Negli ultimi giorni ha commentato apertamente la possibilità di dimissioni ed elezioni anticipate, per poi passare repentinamente a difendere il governo a oltranza. “Il prossimo autunno sarà durissimo, e nessuno sarà in grado di gestire la situazione se non il nostro governo”, è il messaggio lanciato da Borisov prima dell’ultima piroetta, in cui ieri il premier ha annunciato “un pesante rimpasto di governo” con l’obiettivo di portare l’esecutivo fino a termine mandato.

La piazza però sembra pronta ad alzare l’asticella della protesta: dopo l’annuncio di Borisov, migliaia di cittadini hanno manifestato non solo a Sofia, ma anche a Varna, Plovdiv e in quasi tutte le principali città del paese.

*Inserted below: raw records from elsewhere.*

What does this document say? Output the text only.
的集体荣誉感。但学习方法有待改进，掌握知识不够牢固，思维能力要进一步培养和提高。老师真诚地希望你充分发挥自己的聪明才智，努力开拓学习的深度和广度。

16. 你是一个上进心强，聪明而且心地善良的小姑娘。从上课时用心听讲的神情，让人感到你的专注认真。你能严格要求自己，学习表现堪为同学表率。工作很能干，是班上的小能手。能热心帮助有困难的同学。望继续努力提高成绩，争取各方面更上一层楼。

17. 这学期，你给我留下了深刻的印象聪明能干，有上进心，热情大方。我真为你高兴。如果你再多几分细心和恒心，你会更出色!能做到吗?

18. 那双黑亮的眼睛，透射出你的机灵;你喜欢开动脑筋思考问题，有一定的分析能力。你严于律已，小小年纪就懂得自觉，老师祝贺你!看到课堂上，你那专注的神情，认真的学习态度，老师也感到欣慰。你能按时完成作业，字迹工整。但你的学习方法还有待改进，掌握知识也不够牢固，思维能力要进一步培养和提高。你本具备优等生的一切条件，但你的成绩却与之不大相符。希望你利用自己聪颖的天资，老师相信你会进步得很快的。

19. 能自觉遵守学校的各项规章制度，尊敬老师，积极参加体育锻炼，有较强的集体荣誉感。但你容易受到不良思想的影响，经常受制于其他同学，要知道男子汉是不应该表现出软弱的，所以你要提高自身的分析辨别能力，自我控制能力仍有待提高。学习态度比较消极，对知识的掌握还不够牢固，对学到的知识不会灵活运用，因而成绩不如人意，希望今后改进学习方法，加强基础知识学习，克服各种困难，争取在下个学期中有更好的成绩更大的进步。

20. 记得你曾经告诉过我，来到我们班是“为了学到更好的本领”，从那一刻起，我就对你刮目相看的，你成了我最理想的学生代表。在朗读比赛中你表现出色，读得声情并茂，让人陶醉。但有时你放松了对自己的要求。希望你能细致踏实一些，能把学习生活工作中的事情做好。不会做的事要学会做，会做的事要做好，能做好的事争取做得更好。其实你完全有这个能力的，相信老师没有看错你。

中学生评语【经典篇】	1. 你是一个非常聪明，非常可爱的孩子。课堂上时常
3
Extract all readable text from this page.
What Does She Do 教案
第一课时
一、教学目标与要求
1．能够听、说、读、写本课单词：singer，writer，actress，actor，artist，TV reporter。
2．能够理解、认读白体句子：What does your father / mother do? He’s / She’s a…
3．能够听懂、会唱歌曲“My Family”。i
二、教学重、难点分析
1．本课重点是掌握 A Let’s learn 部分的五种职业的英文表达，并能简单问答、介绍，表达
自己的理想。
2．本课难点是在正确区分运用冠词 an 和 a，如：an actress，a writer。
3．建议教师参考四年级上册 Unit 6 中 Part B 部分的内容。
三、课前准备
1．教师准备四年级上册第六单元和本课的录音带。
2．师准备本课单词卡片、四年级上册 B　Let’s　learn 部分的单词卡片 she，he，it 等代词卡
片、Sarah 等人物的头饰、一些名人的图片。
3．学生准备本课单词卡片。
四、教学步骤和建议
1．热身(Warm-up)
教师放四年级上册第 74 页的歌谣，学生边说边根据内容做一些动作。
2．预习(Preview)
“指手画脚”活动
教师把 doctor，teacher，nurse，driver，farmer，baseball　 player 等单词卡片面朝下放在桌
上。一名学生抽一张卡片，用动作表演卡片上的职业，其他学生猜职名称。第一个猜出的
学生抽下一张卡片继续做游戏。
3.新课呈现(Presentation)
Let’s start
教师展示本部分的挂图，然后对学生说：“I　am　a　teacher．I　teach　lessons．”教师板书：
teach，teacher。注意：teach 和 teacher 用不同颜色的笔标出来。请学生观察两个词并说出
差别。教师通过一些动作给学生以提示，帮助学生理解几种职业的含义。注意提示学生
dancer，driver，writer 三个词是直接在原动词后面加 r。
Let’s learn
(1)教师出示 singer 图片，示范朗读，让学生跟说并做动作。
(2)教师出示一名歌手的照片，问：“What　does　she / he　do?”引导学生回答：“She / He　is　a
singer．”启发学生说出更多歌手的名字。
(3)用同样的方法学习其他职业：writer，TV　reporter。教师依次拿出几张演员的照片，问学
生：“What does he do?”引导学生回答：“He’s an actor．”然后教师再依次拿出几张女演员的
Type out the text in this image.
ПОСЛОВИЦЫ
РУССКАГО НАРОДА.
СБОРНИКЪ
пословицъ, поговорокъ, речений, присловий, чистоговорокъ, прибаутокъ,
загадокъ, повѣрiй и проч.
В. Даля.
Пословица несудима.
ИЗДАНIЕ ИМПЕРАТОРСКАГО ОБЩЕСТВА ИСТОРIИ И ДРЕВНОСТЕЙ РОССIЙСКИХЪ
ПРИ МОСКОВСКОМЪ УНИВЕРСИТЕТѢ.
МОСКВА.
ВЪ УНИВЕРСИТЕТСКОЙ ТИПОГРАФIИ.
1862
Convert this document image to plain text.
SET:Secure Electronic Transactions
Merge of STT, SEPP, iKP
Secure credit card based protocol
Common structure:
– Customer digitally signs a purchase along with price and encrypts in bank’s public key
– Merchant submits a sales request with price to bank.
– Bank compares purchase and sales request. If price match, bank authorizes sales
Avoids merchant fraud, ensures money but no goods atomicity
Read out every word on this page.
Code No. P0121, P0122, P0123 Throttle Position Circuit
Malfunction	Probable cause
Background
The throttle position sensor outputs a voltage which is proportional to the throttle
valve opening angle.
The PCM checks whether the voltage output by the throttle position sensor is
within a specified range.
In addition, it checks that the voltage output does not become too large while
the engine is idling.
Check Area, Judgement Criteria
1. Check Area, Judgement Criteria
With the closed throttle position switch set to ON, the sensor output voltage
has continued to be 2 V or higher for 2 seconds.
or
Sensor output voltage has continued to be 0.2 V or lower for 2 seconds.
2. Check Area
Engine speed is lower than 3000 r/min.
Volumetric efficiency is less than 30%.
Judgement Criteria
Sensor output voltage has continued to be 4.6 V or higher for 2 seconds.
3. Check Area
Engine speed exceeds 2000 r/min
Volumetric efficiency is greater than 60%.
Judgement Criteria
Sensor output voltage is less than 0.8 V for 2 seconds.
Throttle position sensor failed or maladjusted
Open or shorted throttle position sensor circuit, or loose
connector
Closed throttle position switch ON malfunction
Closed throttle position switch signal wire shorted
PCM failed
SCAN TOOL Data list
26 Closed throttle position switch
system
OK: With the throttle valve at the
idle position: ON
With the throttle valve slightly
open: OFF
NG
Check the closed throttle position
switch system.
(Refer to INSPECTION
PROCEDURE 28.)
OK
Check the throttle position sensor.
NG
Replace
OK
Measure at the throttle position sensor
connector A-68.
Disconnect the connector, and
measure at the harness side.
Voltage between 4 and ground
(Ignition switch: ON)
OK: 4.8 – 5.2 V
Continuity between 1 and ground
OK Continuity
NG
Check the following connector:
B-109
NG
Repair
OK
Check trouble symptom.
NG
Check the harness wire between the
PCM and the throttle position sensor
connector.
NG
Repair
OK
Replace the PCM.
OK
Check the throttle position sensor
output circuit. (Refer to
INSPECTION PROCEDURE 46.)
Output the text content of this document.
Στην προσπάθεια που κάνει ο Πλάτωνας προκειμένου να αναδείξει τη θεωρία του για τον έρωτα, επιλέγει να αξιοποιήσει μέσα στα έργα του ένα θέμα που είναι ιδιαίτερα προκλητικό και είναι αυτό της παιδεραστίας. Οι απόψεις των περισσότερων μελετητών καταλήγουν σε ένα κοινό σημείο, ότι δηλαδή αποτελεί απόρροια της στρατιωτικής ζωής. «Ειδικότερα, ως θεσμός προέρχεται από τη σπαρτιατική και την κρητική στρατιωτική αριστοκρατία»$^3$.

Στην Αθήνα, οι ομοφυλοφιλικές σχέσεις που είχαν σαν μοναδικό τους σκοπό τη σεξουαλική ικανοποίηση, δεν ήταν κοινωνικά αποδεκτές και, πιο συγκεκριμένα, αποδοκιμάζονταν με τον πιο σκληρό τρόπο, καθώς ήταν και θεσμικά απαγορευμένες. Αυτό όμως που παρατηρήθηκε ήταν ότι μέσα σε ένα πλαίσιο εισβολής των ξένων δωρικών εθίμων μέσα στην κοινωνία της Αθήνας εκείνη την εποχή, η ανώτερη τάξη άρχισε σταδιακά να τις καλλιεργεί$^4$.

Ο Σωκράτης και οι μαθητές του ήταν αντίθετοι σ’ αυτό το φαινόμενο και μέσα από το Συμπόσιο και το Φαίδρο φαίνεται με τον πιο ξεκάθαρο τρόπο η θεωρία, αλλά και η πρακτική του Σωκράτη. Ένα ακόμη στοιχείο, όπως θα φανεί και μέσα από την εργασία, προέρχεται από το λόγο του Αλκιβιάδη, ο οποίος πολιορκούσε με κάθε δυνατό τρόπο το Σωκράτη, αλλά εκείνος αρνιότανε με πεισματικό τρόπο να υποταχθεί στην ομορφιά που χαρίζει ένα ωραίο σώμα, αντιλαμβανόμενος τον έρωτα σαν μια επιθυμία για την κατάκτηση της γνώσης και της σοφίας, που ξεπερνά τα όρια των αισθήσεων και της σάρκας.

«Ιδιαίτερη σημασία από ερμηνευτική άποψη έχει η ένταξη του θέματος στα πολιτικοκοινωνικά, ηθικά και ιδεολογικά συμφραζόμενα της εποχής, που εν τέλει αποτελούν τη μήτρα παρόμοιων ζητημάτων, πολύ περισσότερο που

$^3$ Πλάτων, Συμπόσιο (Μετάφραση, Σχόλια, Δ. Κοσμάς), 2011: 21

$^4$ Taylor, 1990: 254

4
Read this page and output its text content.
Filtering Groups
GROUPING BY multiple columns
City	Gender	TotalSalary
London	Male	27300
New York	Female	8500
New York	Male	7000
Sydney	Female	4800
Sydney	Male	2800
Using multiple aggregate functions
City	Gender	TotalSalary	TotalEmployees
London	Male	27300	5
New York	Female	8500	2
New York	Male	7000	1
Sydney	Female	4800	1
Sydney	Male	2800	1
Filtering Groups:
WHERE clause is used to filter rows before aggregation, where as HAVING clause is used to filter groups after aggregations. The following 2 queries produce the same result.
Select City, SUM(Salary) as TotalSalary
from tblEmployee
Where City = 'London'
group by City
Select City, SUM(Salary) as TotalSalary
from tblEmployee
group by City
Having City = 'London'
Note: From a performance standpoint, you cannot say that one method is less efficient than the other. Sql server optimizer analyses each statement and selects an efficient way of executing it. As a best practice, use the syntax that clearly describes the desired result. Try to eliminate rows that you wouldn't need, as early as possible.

Per la settimana prossima il Partito socialista ha messo in agenda un voto di sfiducia, ma i numeri per far cadere il governo in parlamento al momento non ci sono. Decisivi saranno la pressione dei manifestanti e il fiuto politico di Borisov: se la tensione dovesse salire ancora, il premier potrebbe decidere di mollare e puntare a nuove consultazioni, prima che il consenso del suo movimento GERB – che i sondaggi indicano ancora come primo partito nel paese – venga eroso irreversibilmente nel tritatutto della crisi sociale ed economica che incombe.